Could not have said it better myself.

I always think that even if an OP isn’t worded intelligently enough to make a good argument, it should at least be worded explicitly enough to make a clear one.

We should not have had to wade through a literal gross of posts to finally get to the acknowledgement that all you wanted out of this “debate” was a chance to mock so-called “poor delusional liberals” based on your simplistic misunderstanding of constitutional jurisprudence.

Tell me that a year from now, when the conservative Judicial activism starts rolling in. I will still be here fighting against it. You will join me then.

How do you imagine you’re going to be “fighting against it” if you don’t support the courts having any role except to defer to the legislature’s enacted laws?

Conservative legislatures will be passing oppressive anti-liberal laws by the thousands, conservative courts will be meekly accepting them, and there you’ll be on the sidelines saying “Well done, courts! Way to refrain from that awful judicial activism!”

Yeah, I somehow don’t think I’ll be joining you there.

As much as I like Jefferson, he is just wrong about this.

Say you are a federal judge.
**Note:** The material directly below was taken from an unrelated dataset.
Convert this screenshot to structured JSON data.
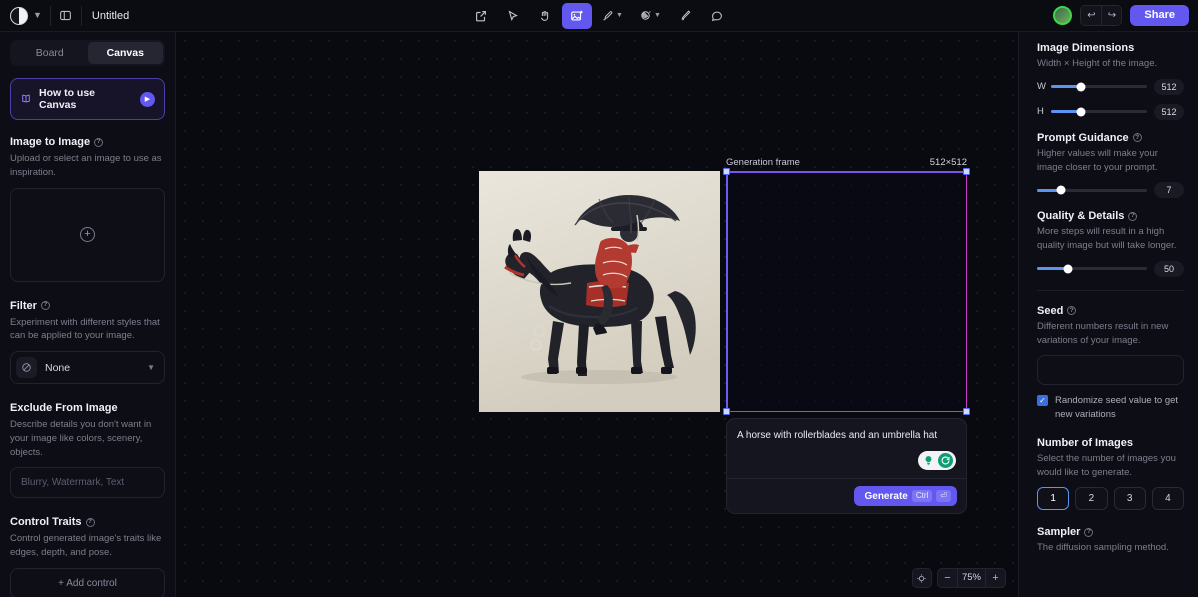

Congress passes a law that says a person can be executed if the President deems him a danger to society. The prisoner files a petition for a writ of habeas corpus contending that the law violates his Fifth and Sixth Amendment rights.

Do you apply the plain text of the Constitution, or just say, “Sorry, pal. I have no authority to invalidate a law that Congress passed. May God have mercy on your soul.” ?

I think it is inherent that a judge cannot apply a law that isn’t in conformity with the Constitution.

you already have. read your own post.

“Already have” what?

joined me. We agree. you just dont know it yet

you already joined me

What is it that you think I unknowingly agree with you about?

(You know, if you could persuade whoever’s rationing your word use to let you have more than ten or fifteen words per post, it would be easier for you to explain what you’re talking about without going back and forth half a dozen times.)

see above

read it again

I hate to disappoint your optimistic expectations, but the posters I end up genuinely agreeing with about Great Debates topics usually provide a lot more in the way of coherent rational arguments, and a lot less in the way of Magic-8-ball-style cryptic jabbering.

it is your words

No no, I just use a lot of words but they don’t actually belong to me. You are free to use as many of them as you need to convey your meaning, whatever it may be, in a clear and coherent way.

Because this verbal hyper-minimalism thing you’ve got going on now is, I’m sorry to say, not working at all in that regard.

The force is strong with you my young apprentice, you just need to be guided. I can show you the ways of the moderate republican force. You see it but don’t understand it. Together we can rule the SDMB.

Anyways i am going to bed.

I don’t see why a court responding to a petition for a writ of habeas corpus must reach the question of whether the law is constitutional. They only need to address whether that particular person’s detainment is lawful.